Okto Yugo Setiyo dari Jikalahari menambahkan, “Penghancuran hutan alam dan lahan gambut yang tak terkendali untuk dikonversi menjadi perkebunan kelapa sawit harus dihentikan, sehingga penting sekali memastikan prinsip perlindungan terhadap hutan alam, lahan gambut dan keragaman hayati diadopsi dalam standar ISPO.”
Marcel Andri dari Serikat Petani Kelapa Sawit turut menambahkan, “ Penerapan sistem sertifikasi ISPO harus dibarengi dengan berbagai upaya untuk memberikan solusi atas persoalan yang dihadapi pekebun swadaya yang belum tersentuh oleh kebijakan Pemerintah. Selain itu, pemberian insentif atau jaminan manfaat juga dapat mendorong pekebun swadaya mengikuti sertifikasi ISPO.”
Selain proses pembahasan dan penyusunan yang menjadi semakin tertutup sejak akhir 2017, FKMS menilai draf Perpres terkini telah menghilangkan beberapa substansi krusial yang diperlukan untuk memastikan sistem sertifikasi sawit keberlanjutan yang kredibel.
“Pengaturan tentang pemantauan independen terhadap sistem sertifikasi ISPO telah dihilangkan, demikian juga pengaturan mengenai pengajuan dan penyelesaian keluhan para pihak atas hasil sertifikasi. Jelas ini sangat berdampak buruk bagi kredibilitas sistem sertifikasi ISPO.” Demikan dikatakan Dhio Teguh Ferdyan dari Jaringan Pemantau Independen Kehutanan (JPIK).

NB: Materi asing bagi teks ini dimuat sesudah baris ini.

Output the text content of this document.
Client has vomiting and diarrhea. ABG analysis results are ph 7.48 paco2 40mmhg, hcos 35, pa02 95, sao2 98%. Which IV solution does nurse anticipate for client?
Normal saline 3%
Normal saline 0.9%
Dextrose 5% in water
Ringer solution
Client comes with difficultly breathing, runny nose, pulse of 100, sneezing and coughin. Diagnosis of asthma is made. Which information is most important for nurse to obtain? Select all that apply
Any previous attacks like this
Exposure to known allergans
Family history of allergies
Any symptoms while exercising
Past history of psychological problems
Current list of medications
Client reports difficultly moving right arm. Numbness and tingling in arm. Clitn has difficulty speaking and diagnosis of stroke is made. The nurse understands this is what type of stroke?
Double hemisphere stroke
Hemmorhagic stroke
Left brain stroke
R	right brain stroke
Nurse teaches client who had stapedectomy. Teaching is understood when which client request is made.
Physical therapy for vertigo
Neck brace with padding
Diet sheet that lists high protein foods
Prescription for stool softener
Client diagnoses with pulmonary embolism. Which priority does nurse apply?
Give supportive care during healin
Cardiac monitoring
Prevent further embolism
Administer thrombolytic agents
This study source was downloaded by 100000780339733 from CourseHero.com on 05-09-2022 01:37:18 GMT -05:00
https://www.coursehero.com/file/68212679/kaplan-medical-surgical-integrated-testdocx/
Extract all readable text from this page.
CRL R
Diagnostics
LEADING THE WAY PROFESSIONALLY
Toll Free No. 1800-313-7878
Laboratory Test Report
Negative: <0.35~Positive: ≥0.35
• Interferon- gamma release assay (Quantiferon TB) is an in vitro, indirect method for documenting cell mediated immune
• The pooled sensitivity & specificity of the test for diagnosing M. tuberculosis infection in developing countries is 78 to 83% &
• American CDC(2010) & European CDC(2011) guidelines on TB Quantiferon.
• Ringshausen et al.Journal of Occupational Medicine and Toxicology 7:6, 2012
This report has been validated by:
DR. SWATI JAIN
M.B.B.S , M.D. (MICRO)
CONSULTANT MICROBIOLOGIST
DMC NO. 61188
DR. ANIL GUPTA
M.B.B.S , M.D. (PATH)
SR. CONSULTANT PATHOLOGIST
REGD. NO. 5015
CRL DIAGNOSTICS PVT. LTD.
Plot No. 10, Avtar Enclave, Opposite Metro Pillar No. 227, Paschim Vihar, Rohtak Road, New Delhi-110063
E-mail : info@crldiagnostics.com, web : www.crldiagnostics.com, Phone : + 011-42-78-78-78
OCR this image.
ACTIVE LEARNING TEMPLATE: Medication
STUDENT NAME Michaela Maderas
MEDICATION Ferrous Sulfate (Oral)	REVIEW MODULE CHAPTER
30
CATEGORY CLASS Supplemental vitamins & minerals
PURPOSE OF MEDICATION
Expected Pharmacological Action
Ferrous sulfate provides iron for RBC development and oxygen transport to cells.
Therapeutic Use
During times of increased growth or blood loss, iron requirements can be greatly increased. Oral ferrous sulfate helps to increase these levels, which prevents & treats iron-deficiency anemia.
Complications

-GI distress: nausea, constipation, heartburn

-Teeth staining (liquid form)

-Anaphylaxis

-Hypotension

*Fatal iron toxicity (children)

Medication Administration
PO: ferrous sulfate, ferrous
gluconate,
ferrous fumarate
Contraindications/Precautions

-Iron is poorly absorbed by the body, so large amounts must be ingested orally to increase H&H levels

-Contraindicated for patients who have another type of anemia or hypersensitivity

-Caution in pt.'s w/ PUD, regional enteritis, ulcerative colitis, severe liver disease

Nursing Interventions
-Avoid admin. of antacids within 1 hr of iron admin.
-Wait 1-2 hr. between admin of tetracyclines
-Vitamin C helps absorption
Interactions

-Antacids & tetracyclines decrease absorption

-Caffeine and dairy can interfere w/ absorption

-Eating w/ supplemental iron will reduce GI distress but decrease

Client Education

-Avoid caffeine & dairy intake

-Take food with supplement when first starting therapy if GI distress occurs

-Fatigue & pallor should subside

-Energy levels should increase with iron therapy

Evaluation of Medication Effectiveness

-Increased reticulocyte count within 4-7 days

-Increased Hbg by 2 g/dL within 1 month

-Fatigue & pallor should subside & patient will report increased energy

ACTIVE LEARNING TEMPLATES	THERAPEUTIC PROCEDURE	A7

“Pengamatan kami di Kalimantan Barat menunjukkan bahwa perusahaan-perusahaan yang sudah bersertifikat ISPO pun masih melakukan berbagai pelanggaran terhadap standar ISPO. Karena standar ISPO berbasis peraturan perundang-undangan, maka ketidaksesuaian seperti ini harus ditindak. Sayangnya, draf Perpres ini tidak mengatur penegakan hukum terhadap temuan ketidaksesuaian yang merupakan pelanggaran tersebut.” tambah Agus Sutomo dari Link-AR Borneo.
Dalam draf Perpres tentang sistem sertifikasi ISPO ini, Kementerian Pertanian hanya diberikan waktu 90 hari untuk menyusun standar dan berbagai peraturan pelaksana sistem sertifikasi ini, yang dinilai FKMS sangat terbatas untuk bisa menghasilkan peraturan yang berkualitas, dikhawatirkan ini akan menghambat implementasi sistem sertifikasi ISPO.
“Sebelum disahkan, Pemerintah harus segera memperbaiki substansi dari draf Peraturan Presiden tentang sistem sertifikasi ISPO serta memperbaiki proses penyusunan kebijakan ini menjadi transparan, inklusif dan akuntabel. Karena kami yakin, bahwa hanya dengan cara ini sistem sertifikasi ISPO benar-benar dapat dikuatkan dan akan menghasilkan sistem sertifikasi yang kredibel, robust, akuntabel dan diterima seluruh pemangku kepentingan di Indonesia dan juga pasar global.“ Tandas Abu Meridian dari Kaoem Telapak yang juga merupakan koordinator FKMS.